Measuring PR: It’s Not That Easy
The saying goes, “there a statistic for everything.” Case in point, a recent article was published on the Washington Redskins website and it showed that 58.1 million people read an article they posted. Oh wait, they really think that 7.8 billion unique visitors saw the article. Both of those numbers are a bit hard to swallow, especially the latter since there are not 7.8 billion people in the current world population. Having that many unique visitors would be impossible.
Here’s the story behind those numbers and the reason it is so difficult to tell by just the numbers what the actual results are from any given PR effort. Meltwater, a leading PR measurement company communication’s expert, Riana Dadlani, explained how the numbers are reached. In 2014, the team website ran coverage about their training camp from July 24 to August 12. The numbers they reported were actually just impressions. So that sounds pretty good right?

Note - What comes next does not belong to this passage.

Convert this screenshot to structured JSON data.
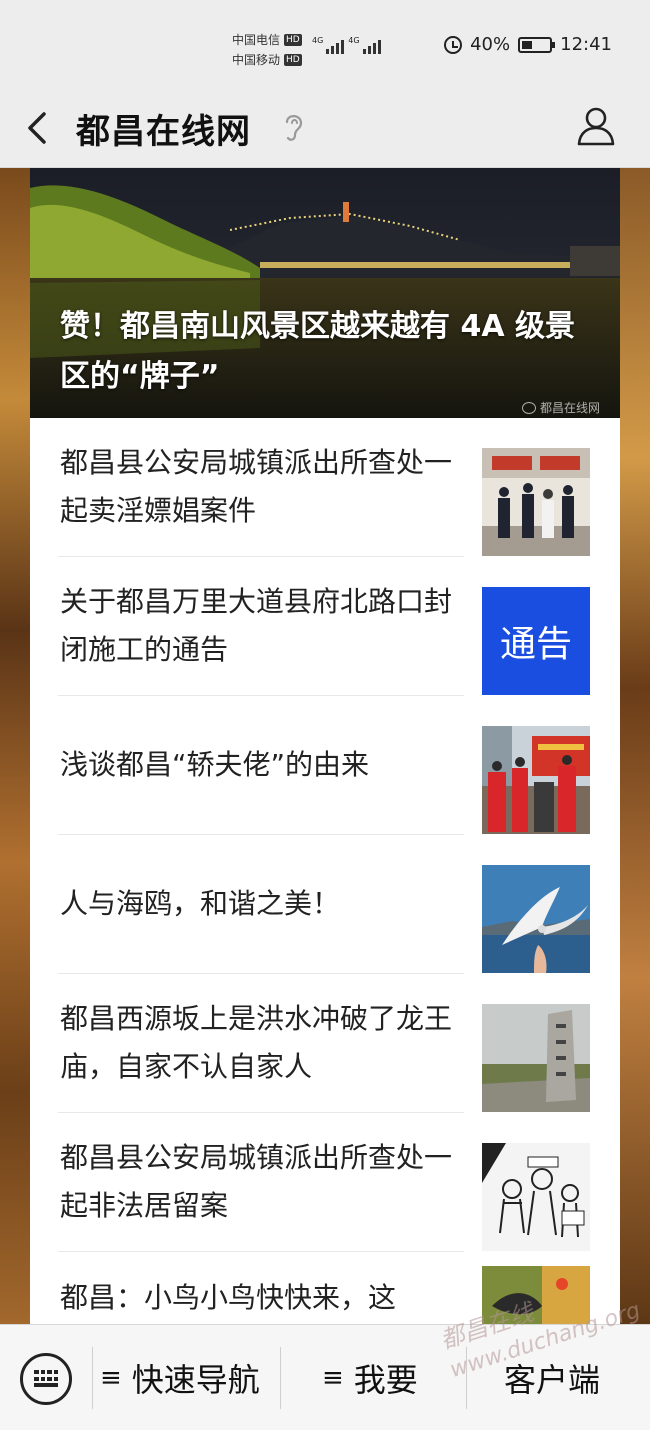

But, here’s the tricky part about the numbers they are reporting. They calculated viewer impressions when their article made it on one of the Internet’s search engines like Firefox or Google. Even for a few seconds. Then, they count it as having received the full possible unique viewership that particular search engine received during the full month. So, if it was on Page 1 of Google search for 10 seconds, they considered their article was viewed by every person who visited Google to search for something during the month. And, the numbers were calculated by tallying the totals from every search engine or major outlet that showed the story. If the story made it on a search engine more than one time during the month, the numbers got counted for each time.
To put this in perspective. If you have a business page on Facebook, you can see how many people might have seen a post. That number means how many people were on the site while your post was showing somewhere on their newsfeed. Not everyone who saw it read it.

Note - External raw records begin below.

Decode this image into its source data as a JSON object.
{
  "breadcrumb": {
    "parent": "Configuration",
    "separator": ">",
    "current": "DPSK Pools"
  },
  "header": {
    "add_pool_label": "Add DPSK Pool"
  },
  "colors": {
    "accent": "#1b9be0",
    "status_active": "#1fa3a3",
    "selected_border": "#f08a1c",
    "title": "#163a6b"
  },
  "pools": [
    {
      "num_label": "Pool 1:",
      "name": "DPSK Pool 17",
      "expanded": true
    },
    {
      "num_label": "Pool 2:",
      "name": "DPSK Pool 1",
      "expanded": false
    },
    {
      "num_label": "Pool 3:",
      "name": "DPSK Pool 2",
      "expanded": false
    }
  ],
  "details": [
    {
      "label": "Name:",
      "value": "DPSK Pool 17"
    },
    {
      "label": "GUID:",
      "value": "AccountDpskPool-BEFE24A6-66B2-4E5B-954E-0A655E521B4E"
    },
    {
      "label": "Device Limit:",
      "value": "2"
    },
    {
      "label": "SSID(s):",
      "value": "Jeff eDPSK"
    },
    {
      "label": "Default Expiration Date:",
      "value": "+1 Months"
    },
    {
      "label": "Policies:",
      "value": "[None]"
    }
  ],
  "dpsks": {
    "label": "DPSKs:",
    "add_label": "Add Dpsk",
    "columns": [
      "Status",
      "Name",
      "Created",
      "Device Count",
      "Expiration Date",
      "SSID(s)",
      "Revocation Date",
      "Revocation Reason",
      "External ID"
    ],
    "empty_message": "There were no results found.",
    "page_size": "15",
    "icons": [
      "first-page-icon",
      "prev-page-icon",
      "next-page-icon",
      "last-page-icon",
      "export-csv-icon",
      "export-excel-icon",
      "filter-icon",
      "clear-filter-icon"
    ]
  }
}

That is a fairly reasonable way of assessing the information by most PR standards. However, using the way the Redskin’s PR team determined their numbers, it would be like saying the number of impressions was all of the people who were on FB during that month. And, if someone shared your post, they would count those numbers again. That would be a great day if it were true, or even potentially true, but it isn’t accurate. Nor, as the 7.8 billion number implies, is it even possible. You can read more about the PR firm’s explanation at Traffic-the-Entire-Earth.
It can be difficult enough to know what is happening with PR efforts in a rather complex digital world. But, when firms report unrealistic outcomes, you have to know it’s going to create a PR crisis down the defensive line somewhere.